Licensed Premises

by Neil Campbell

Published 15 October 2022

‘Nobody believes what they see on TV, so they want to look for something else, an alternate reality, or a conspiracy theory, and it’s interesting to explore it, Twitter is fucking full of it, especially now. It’s no wonder people round here are into it, but you don’t have to read all that shit, just have some mushrooms and wander round Lidl off your tits.’

In these fourteen northern tales, Campbell takes us from the edgelands of Manchester to the cloistered villages of The Peak District, Northumberland and Scotland, and illuminates the lives of outsiders, misfits, loners and malcontents with an eye for the darkly comic.

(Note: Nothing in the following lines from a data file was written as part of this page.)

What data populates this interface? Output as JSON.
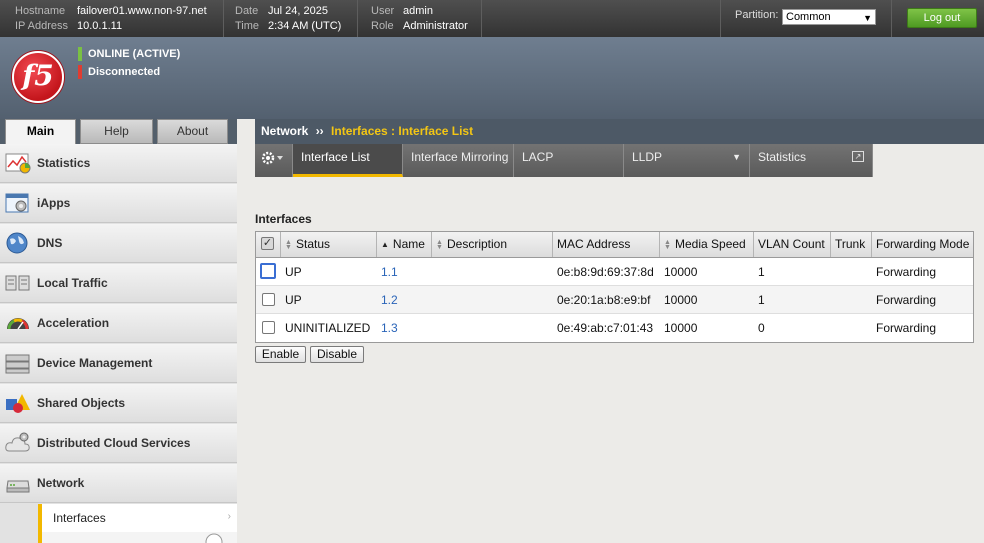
{
  "topbar": {
    "hostname_label": "Hostname",
    "hostname": "failover01.www.non-97.net",
    "ip_label": "IP Address",
    "ip": "10.0.1.11",
    "date_label": "Date",
    "date": "Jul 24, 2025",
    "time_label": "Time",
    "time": "2:34 AM (UTC)",
    "user_label": "User",
    "user": "admin",
    "role_label": "Role",
    "role": "Administrator",
    "partition_label": "Partition:",
    "partition_value": "Common",
    "logout_label": "Log out"
  },
  "header": {
    "logo_text": "f5",
    "status_online": "ONLINE (ACTIVE)",
    "status_sync": "Disconnected",
    "online_color": "#7ac143",
    "sync_color": "#e03c31"
  },
  "main_tabs": [
    "Main",
    "Help",
    "About"
  ],
  "sidebar": {
    "items": [
      {
        "label": "Statistics",
        "icon": "statistics-chart-icon"
      },
      {
        "label": "iApps",
        "icon": "iapps-gear-window-icon"
      },
      {
        "label": "DNS",
        "icon": "globe-icon"
      },
      {
        "label": "Local Traffic",
        "icon": "servers-icon"
      },
      {
        "label": "Acceleration",
        "icon": "speedometer-icon"
      },
      {
        "label": "Device Management",
        "icon": "server-stack-icon"
      },
      {
        "label": "Shared Objects",
        "icon": "shapes-icon"
      },
      {
        "label": "Distributed Cloud Services",
        "icon": "cloud-gear-icon"
      },
      {
        "label": "Network",
        "icon": "network-device-icon"
      }
    ],
    "sub_items": [
      "Interfaces"
    ]
  },
  "breadcrumb": {
    "section": "Network",
    "separator": "››",
    "current": "Interfaces : Interface List"
  },
  "subtabs": [
    "Interface List",
    "Interface Mirroring",
    "LACP",
    "LLDP",
    "Statistics"
  ],
  "table": {
    "title": "Interfaces",
    "columns": [
      "Status",
      "Name",
      "Description",
      "MAC Address",
      "Media Speed",
      "VLAN Count",
      "Trunk",
      "Forwarding Mode"
    ],
    "rows": [
      {
        "status": "UP",
        "name": "1.1",
        "description": "",
        "mac": "0e:b8:9d:69:37:8d",
        "speed": "10000",
        "vlan_count": "1",
        "trunk": "",
        "mode": "Forwarding"
      },
      {
        "status": "UP",
        "name": "1.2",
        "description": "",
        "mac": "0e:20:1a:b8:e9:bf",
        "speed": "10000",
        "vlan_count": "1",
        "trunk": "",
        "mode": "Forwarding"
      },
      {
        "status": "UNINITIALIZED",
        "name": "1.3",
        "description": "",
        "mac": "0e:49:ab:c7:01:43",
        "speed": "10000",
        "vlan_count": "0",
        "trunk": "",
        "mode": "Forwarding"
      }
    ]
  },
  "buttons": {
    "enable": "Enable",
    "disable": "Disable"
  }
}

A wild-eyed man disturbs the banter in a genial bookshop. A fraught woman seeks to flee a collapsing reservoir. A failed academic finds solace in a crime writer’s favourite pub. A transit van killer stalks a railway footpath. A poet accused of plagiarism finds his life falling apart.


Campbell gives voice to the extraordinary (never ordinary) men and women of Manchester. He goes beyond the King's English and formulaic approaches to short stories to capture, in print, how people really talk. Think James Kelman, Irvine Welsh, but Mancunian. Funny and heartfelt, this book is a romp to whizz through with pleasure. Forget mad for it Madchester, this is the Manchester of now, where Hacienda clichés turn into corporate nightmares and the only art is in marketing.